April 20, 2004
The following are passed along to me and are credited to"The Hillbilly Journal of Medicine." I'm not familiar with that dictionary, but some of these may tickle your funny bone. Enjoy. (These came to me from a friend who knows I enjoy a good pun.)
Secretion - Hiding something.
Tablet - A small table to change babies on.
Seizure - A Roman emperor.
Terminal Illness - Getting sick at the train station.
Tumor - More than one.
Varicose - Nearby.
Fester - Quicker than someone else.
Fibula - A small lie.
Hangnail - What you hang your coat on.
Labor Pain - Getting hurt at work.
Morbid - A higher offer than I bid.
Nitrates - Cheaper than day rates.
Benign - What you be after you be eight.
Bacteria - Back door to cafeteria.
Barium - What you do with dead folks.
Catscan - Searching for the cat.
Coma - A punctuation mark.
If that's not enough, try these on for size. They come from the editor at Stars & Stripes ewsletter, Ron Hatcher. We'll just look at a few of them.

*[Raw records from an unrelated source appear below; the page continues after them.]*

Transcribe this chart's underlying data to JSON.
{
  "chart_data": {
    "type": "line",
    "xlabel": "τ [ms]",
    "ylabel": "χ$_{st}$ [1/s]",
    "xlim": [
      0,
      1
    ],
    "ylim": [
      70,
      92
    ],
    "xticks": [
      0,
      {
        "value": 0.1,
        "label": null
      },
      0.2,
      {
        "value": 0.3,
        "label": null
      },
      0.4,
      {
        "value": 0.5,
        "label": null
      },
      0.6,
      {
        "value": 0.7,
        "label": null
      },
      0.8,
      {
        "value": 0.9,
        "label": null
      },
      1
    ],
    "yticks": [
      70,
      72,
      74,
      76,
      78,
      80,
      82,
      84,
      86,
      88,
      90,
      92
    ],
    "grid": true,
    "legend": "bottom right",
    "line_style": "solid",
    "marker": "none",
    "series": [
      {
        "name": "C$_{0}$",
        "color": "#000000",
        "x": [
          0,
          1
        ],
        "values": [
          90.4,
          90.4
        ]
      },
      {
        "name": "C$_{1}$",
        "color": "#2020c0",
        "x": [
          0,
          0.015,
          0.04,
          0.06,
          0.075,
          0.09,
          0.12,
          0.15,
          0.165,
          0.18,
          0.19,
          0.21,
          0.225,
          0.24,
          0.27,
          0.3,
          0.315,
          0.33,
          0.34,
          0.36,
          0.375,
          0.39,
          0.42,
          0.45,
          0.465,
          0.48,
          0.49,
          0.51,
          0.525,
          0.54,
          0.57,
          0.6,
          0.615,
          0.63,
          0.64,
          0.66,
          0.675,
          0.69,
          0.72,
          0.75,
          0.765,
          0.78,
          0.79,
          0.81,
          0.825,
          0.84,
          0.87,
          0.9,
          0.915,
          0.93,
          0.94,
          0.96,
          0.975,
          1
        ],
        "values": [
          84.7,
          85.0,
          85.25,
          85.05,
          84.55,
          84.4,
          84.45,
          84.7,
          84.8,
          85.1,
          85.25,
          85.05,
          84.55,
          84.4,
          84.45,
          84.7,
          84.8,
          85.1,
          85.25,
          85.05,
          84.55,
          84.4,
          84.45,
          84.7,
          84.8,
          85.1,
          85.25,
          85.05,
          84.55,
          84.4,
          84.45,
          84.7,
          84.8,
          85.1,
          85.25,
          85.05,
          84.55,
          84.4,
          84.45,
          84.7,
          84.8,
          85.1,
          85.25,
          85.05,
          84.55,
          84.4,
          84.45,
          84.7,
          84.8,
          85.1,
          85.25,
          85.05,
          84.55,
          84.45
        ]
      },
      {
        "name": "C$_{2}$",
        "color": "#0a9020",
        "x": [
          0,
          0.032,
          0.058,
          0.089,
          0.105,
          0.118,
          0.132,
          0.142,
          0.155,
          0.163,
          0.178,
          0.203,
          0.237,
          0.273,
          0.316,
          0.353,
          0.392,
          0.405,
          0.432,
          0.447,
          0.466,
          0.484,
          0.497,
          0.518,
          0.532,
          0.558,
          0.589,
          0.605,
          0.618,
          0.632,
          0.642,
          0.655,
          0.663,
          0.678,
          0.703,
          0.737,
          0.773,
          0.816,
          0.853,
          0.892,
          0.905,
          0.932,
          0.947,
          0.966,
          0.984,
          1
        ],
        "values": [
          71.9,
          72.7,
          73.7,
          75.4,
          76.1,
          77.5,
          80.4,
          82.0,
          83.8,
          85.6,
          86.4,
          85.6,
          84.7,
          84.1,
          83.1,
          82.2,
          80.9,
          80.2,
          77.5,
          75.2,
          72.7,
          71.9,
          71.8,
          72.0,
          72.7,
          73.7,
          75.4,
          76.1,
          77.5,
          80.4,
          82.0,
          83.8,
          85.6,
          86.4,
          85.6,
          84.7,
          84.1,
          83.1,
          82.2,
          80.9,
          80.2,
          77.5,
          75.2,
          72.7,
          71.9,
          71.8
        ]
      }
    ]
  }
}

Those who jump off a bridge in Paris are in Seine.
A backward poet writes in verse.
A man's home is his castle, in a manor or speaking.
Dijon Vu - The same Mustard as before.
Practice safe eating - Always use condiments.
Shotgun Wedding - A case of wife or death.
A hangover is the wrath of grapes.
Dancing cheek-to-cheek is really a form of floor play.
Reading while sunbathing makes you well red.
When two egotists meet, it's an I for an I.
More of these some other time, if you can stand it.